Sarı saçlarımı kırmızı ve kirpi kirpi kısacık yaptırdım. Güzel oldu.

duyulmamanın kabulu

astral | 11 January 2010 13:58

Bilgisayarımda senin adına yazılmış şiirlerin olduğu bir klasör duruyor. Sözde sana yollayacaktım onları. Şimdi ben klasörün adını mı değiştirmeliyim? Adını ne yazarsam içimi acıtmaz, bulamıyorum.

Kendime anestezi yaptırmak istiyorum. Bitti değil mi? Şimdi kabul-lenme süreci. Kabul et desem kendime bin beş yüz kere, işe yarar mı acaba?

Bu nasıl aşk? Gururun öyle yüksek ki aşkına göre, ilgisizliğinin karşısında ezilmekten yoruldum. Kendimi o ilgisizlikten çekip almak istedim. Ben kendi buhranımı yaşarım ama bu biri benimle ilgilenmediğinden olmamalı. Nereye kadar? Bekliyorum, sabır gösteriyorum, seni olduğun gibi kabul ettim; ama nereye kadar?

buyurgan

astral | 09 January 2010 14:12

Eric Johansson
Eric Johansson

Çevremizdeki herşey yaşadığımız gezegenin geçiciliğini göstermekte. (3) Eksenin eğik hali, üzerinde baskı yaratıyor; belli. Tüm kararsızlıklarının acısını sonsuz evrenden çıkaramazsın.

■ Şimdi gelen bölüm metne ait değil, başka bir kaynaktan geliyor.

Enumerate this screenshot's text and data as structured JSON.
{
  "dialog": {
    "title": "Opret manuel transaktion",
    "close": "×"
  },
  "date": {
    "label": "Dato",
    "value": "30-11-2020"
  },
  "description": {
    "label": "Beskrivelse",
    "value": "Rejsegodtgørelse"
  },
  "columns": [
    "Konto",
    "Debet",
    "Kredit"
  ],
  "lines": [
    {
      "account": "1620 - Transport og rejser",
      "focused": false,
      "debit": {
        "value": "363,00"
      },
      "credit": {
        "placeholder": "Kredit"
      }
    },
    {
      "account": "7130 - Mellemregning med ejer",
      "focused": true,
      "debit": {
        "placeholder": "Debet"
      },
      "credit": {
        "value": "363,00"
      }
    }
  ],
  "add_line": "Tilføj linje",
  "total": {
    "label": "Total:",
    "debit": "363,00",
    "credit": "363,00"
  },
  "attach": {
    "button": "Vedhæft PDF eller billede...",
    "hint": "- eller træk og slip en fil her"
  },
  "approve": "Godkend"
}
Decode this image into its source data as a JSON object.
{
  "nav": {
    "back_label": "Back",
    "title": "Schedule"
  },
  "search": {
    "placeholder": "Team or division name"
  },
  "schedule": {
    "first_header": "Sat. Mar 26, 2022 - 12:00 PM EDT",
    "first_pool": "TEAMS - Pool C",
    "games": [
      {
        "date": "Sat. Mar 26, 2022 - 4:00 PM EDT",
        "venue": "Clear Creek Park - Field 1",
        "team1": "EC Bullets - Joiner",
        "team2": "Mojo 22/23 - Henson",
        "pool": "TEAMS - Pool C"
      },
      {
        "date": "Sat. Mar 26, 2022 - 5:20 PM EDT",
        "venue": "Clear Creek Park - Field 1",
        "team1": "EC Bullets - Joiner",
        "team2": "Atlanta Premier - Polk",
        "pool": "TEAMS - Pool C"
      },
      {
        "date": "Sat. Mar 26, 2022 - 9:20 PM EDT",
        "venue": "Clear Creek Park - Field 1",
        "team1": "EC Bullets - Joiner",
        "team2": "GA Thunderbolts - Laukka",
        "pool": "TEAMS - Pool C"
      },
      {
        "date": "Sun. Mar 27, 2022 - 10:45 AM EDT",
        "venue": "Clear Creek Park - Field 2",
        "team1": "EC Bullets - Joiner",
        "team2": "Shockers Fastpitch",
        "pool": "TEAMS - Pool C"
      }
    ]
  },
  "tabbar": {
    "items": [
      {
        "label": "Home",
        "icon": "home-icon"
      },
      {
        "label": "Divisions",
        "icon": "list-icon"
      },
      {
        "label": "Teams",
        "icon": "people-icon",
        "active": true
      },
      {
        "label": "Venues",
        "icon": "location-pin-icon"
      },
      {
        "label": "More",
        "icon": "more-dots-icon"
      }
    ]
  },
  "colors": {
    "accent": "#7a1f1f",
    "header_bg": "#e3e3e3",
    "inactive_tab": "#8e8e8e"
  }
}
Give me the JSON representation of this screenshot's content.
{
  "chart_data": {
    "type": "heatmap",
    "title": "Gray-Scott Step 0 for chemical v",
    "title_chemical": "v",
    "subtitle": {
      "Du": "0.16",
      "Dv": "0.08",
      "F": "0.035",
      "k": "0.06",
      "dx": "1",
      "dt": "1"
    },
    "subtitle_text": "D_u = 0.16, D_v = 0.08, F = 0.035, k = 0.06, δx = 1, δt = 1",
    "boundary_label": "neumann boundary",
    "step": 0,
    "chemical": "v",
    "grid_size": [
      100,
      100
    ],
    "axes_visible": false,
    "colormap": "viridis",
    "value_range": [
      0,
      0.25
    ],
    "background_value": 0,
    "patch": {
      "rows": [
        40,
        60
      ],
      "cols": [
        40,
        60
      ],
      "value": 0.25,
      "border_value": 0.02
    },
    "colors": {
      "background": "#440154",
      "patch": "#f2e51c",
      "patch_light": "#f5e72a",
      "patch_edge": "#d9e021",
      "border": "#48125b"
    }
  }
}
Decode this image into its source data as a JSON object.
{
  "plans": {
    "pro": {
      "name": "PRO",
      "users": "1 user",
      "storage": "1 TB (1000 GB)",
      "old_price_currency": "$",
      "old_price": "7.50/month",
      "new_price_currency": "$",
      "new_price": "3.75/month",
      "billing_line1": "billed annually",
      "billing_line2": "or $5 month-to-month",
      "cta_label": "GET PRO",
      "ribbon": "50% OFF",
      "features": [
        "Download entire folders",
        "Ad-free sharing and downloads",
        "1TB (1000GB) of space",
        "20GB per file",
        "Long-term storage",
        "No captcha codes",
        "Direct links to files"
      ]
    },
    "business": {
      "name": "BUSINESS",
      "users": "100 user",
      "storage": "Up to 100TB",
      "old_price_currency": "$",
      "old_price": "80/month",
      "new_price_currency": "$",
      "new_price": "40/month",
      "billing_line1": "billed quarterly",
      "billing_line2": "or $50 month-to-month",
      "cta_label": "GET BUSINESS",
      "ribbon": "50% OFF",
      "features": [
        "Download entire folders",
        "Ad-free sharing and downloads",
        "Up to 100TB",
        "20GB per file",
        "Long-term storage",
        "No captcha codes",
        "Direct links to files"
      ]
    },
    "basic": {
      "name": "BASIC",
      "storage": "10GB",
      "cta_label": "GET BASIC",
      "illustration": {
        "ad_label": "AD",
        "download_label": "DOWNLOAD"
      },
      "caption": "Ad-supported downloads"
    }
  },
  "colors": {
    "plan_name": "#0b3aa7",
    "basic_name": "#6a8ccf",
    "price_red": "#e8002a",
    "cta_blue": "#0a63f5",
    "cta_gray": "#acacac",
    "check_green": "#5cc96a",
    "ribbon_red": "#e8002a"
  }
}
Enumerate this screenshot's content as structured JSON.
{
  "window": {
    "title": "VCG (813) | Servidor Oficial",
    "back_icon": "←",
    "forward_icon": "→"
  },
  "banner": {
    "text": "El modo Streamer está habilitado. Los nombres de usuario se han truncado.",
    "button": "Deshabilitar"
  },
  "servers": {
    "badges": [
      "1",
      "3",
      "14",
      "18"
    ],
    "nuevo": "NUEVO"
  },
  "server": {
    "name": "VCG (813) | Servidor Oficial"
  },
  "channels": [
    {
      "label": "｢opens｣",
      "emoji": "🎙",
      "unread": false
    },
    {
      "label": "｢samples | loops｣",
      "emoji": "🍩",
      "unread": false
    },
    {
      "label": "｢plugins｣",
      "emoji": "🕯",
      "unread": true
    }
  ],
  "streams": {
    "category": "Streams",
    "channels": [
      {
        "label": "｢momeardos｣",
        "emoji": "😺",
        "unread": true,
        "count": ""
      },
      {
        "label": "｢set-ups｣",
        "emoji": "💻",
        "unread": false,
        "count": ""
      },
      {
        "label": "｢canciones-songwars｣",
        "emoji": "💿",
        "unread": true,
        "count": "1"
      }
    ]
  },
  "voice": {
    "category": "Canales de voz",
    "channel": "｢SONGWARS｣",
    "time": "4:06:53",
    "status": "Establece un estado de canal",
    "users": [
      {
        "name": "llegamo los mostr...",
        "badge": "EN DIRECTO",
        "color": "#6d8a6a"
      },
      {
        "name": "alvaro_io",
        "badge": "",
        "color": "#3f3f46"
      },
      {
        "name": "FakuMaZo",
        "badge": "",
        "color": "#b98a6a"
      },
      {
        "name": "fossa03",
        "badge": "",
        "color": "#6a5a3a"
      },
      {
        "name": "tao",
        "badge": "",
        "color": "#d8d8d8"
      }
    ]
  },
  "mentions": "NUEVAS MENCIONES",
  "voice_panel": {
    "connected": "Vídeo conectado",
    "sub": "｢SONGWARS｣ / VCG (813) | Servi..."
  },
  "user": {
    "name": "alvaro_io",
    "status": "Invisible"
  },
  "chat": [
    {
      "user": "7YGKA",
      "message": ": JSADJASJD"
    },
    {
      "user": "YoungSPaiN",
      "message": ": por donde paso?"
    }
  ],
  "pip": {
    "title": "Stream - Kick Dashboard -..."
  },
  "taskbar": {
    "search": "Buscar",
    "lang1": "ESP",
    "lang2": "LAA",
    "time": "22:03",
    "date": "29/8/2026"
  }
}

Kavurucu sıcaklar ve çetin soğuklar, her şey her şey senin kafanın karışmasına neden olurken.

Mahmuzlarında geç açan yongalarını ödünleniyorsun; kusurlu ruhların bedenlerine, yalnız bedenlerine tırmıklanırken.

Sen ki, ortamların geçiciliğini benliğine kazıyan sen; bulunduğun çocukluk dönemlerini, kendini gerçekleştirmek için kullanmazken; sonunda yere serilmektesin derece derece. Buna da adalet demektesin, ‘Tanrının sevgili kuluyum’ diye.

aşk ve gurur

astral | 09 January 2010 11:49

eric johansson
eric johansson

Kendi kendimle karşı karşıya getirdi bu aşk beni. Kendime ‘Ne yapıyorsun? dediğim bir haldeyim. Neden? Açıklayayım: Onun için gururundan daha büyükdeğil bu aşk. Benim içinse aşkım çoktan gururumu aştı.

O bana hiç güzel söz etmezken -şu günlerde etmiyor- ben çevresinde dolanıyorum, benim için değerini anlatıyorum. Peki ben bu muyum?

Eski sevgililerim şu halimi görse bir yerleriyle, en rahat halleriyle, kendilerini çok keyifli hissederek gülerler. Belki onların beni affetmesini de sağlardı, o da ayrı. Epey adiliklerim olmuştu ya, üstelik hiç de vicdam yapmadığım.